The company cited a federal appeals court decision last week that found the Interior Department had awarded permits to Shell based on inadequate information, a major triumph for environmental groups that had been battling Shell for years.
“This is a disappointing outcome, but the lack of a clear path forward means that I am not prepared to commit further resources for drilling in Alaska in 2014,” said Ben van Beurden, who took over as the company’s chief executive four weeks ago. “We will look to relevant agencies and the court to resolve their open legal issues as quickly as possible.”
The statement leaves open Shell’s option to resume exploration of the Arctic waters in the future. The company has run into enormous technical and weather-related problems in the last few years, including losing control of one rig that ran aground in stormy seas. And several years before that, Shell was fined $1.1 million for violating the Clean Air Act.
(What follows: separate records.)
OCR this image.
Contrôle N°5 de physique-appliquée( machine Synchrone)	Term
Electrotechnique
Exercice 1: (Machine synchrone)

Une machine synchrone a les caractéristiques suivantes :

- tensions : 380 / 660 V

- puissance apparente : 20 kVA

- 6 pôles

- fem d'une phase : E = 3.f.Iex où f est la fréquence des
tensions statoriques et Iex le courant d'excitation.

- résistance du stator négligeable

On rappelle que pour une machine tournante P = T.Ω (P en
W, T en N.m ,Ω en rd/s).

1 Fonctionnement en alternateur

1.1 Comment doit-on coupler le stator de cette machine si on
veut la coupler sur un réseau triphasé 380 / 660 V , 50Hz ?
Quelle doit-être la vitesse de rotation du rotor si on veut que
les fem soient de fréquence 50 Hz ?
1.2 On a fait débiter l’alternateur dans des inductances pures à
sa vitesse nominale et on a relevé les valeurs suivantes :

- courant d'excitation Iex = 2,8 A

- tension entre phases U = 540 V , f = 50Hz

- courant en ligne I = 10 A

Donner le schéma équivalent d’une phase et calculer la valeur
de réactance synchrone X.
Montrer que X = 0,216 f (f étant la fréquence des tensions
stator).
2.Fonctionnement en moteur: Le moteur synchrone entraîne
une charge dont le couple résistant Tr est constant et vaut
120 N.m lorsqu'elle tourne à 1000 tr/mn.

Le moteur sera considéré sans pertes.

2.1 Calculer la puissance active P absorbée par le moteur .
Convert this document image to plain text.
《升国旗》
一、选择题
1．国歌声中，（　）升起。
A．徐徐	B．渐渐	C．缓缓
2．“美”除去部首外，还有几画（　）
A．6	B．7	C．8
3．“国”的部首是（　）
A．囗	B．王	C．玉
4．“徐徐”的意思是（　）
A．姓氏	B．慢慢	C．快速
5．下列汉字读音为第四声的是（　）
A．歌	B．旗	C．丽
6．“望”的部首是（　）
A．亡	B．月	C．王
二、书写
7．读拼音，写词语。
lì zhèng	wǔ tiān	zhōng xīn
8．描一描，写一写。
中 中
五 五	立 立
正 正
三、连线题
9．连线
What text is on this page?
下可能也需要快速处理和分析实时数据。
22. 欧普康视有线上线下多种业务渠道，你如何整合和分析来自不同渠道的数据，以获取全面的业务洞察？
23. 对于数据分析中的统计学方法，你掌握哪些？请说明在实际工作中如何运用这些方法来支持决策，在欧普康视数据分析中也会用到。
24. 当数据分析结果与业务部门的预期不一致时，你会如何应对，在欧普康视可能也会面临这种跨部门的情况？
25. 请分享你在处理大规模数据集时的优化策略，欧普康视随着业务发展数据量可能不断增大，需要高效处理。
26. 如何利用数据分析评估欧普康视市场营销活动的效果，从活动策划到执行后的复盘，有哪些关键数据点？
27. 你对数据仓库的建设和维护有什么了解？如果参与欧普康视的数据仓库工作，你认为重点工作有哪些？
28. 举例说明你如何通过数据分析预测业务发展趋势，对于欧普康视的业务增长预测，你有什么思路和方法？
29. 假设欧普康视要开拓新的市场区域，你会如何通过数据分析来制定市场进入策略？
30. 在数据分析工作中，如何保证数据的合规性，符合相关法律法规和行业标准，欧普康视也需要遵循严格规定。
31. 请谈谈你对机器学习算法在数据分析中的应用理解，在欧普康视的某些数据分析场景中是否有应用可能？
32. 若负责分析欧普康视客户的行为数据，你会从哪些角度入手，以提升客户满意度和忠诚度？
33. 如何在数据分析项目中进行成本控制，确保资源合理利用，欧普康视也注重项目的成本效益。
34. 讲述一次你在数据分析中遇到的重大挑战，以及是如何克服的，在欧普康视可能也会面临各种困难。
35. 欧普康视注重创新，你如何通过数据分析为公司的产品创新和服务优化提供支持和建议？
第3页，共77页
In announcing the decision to drop the Alaska exploration this year, Van Beurden said the company’s overall expenses are too high. The firm announced a 71% drop in fourth-quarter profits on Thursday.
Although the Arctic waters are thought to hold enormous reserves, the cost of exploration and production is extremely high. In addition, U.S. oil production is surging in North Dakota, Colorado and Texas, bringing lower-cost oil to refineries that are much closer to big markets.
Alaska’s senators both decried the judicial decisions that forced Shell’s decision.
“It is simply unacceptable that judicial overreach is getting in the way of letting Alaskans develop our own natural resources,” said Sen. Mark Begich (D-Alaska). “Development in the Arctic has already been subjected to unprecedented safety standards -- far more than domestic production anywhere else.”
But environmental groups said they hope Shell’s decision is the first step toward a total abandonment of Arctic drilling.
“We are pleased to hear that Shell’s CEO has made the most reasonable decision about drilling in the Arctic this year after the company has demonstrated incompetence for two years, breaching multiple health, safety and environmental regulations,” said Greenpeace Arctic Campaign Leader Gustavo Ampugnani. “We are still waiting for the Obama administration to cancel the lease sale, following the court ruling.”